La propuesta de BYD a toda la cadena para conseguir que el coche eléctrico sea más barato para todos

BYD lidera la guerra de precios en el mercado chino de coches eléctricos, presionando a proveedores para reducir costes y hacer sus vehículos más asequibles.
Las guerras de precios en el mercado de vehículos eléctricos (VE) en China no muestran señales de desaceleración, y las apuestas están aumentando rápidamente. BYD, el mayor fabricante mundial de vehículos eléctricos y electrificados, parece dispuesto a intensificar su lucha por la dominancia del mercado.
Informes recientes apuntan a que la empresa está presionando a sus proveedores para reducir costes, una estrategia que podría desencadenar una nueva ola de reducciones de precios en toda la industria.
BYD reducirá en un 10% el precio de sus coches eléctricos
Un correo filtrado del vicepresidente ejecutivo de BYD, He Zhiqi, ha generado revuelo en las redes sociales chinas. Este mensaje, titulado “Requisitos de Reducción de Costes de Vehículos de Pasajeros de BYD para 2025”, solicita a un proveedor una reducción de precios del 10 % para 2025. En el mensaje, He Zhiqi declara:
"Con el fin de mejorar la competitividad de los coches de pasajeros de BYD, necesitamos que toda la cadena de suministro trabaje conjuntamente y continúe reduciendo costes".
Según el New York Times, BYD ha confirmado la autenticidad del correo electrónico. Un portavoz de la compañía destacó que las negociaciones anuales con los proveedores son una práctica común en la industria automotriz y añadió que, aunque BYD propone objetivos de reducción de costes, estos no son “obligatorios” y pueden ser negociados.

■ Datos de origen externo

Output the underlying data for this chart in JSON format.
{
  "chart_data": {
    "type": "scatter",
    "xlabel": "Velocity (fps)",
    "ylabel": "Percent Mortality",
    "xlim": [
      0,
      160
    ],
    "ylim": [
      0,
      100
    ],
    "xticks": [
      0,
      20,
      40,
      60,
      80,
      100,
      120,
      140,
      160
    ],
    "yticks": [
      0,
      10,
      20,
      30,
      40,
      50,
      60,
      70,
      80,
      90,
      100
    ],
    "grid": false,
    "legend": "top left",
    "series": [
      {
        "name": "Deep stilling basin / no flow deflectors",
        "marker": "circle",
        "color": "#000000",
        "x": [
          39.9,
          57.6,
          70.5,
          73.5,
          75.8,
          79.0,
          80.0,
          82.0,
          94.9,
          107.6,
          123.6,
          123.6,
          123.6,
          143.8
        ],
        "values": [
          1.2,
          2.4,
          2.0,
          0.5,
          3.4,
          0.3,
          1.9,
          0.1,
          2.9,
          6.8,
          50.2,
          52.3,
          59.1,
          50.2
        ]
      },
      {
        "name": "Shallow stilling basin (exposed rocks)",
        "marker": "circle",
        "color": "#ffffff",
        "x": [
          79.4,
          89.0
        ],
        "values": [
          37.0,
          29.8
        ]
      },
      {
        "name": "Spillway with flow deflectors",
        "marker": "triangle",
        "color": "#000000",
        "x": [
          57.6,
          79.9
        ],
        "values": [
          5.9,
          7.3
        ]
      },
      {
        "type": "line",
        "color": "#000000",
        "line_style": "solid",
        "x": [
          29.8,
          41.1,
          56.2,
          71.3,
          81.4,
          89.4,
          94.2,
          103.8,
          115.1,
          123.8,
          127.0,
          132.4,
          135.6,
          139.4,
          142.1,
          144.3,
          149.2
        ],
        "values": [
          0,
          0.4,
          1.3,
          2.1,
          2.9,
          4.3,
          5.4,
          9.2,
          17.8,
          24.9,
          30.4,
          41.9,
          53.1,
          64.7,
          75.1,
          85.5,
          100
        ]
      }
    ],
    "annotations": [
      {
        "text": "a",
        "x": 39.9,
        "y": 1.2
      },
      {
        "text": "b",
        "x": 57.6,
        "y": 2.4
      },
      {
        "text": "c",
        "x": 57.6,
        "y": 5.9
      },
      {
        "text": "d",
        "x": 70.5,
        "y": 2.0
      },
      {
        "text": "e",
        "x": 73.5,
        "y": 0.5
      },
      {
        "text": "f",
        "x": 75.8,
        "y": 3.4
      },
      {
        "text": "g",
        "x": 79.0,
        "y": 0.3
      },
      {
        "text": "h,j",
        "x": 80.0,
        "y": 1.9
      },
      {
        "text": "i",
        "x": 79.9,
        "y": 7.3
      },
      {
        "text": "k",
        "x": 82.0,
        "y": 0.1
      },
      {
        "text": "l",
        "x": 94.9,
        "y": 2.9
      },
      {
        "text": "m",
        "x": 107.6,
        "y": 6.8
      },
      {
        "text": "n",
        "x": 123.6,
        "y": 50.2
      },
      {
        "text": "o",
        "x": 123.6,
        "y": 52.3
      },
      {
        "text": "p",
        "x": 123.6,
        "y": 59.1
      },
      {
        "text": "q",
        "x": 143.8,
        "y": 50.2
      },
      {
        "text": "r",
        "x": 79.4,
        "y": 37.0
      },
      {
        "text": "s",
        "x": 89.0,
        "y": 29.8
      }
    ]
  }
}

El impacto de la guerra de precios en el mercado chino de VE
Durante los últimos dos años, la guerra de precios en el sector de los vehículos eléctricos en China ha generado importantes cambios en el mercado. Las compañías más pequeñas han sido empujadas a abandonar la competencia, mientras que otras han optado por consolidarse.
Además, esta presión ha fomentado alianzas entre fabricantes chinos y occidentales, como la reciente asociación entre Volkswagen y Xpeng. Para los consumidores, esta situación ha significado precios más bajos, pero también ha intensificado la presión sobre los fabricantes para encontrar formas innovadoras de reducir costes y mantenerse a flote.
A pesar del clima turbulento, BYD ha salido fortalecida. La empresa está en camino de vender más de 3,6 millones de vehículos al cierre del año, con un margen bruto del 21,9 % en el tercer trimestre, significativamente superior al de muchos de sus competidores.
Los ingresos de BYD durante ese mismo periodo superaron incluso a los de Tesla, consolidando su posición como un actor global clave. Si la tendencia continúa, BYD podría superar pronto a fabricantes tradicionales como Ford y Honda en ventas anuales, según The New York Times.
Tesla responde a la estrategia de BYD
BYD no es la única fiorma que está implementando recortes más profundos. SAIC, otro importante jugador en el mercado chino, también ha enviado cartas a sus proveedores solicitando reducciones del 10 % en los costes debido a la sobreoferta en el mercado.
En su mensaje, la compañía subrayó que cada vez más empresas están entrando al sector y que las guerras de precios no muestran signos de detenerse. Por su parte, Tesla, uno de los competidores más destacados de BYD en China, ha respondido con ajustes estratégicos.

Recientemente, Tesla anunció una reducción del 4 % en el precio de su Model Y en el país, recortando aproximadamente 1.400 dólares (1.325 euros al cambio actual) del precio total. Este movimiento refleja los esfuerzos de Tesla por mantenerse competitivo en un mercado cada vez más dominado por la asequibilidad.
Una lucha que definirá el futuro de la movilidad eléctrica
La estrategia de BYD de involucrar a toda la cadena de suministro en la reducción de costes refleja no solo su ambición de consolidarse como líder en el mercado, sino también la dinámica feroz que caracteriza al sector automotriz chino.
Con precios cada vez más competitivos, los consumidores están en el centro de esta batalla, mientras que los fabricantes deben adaptarse rápidamente a un entorno en constante cambio.A largo plazo, estas guerras de precios podrían acelerar la transición hacia vehículos eléctricos más asequibles a nivel global.
Pero también ponen en riesgo la estabilidad financiera de muchos jugadores en la industria. Empresas como BYD y Tesla están marcando el camino, pero el desenlace de esta carrera por la dominación del mercado aún está por definirse.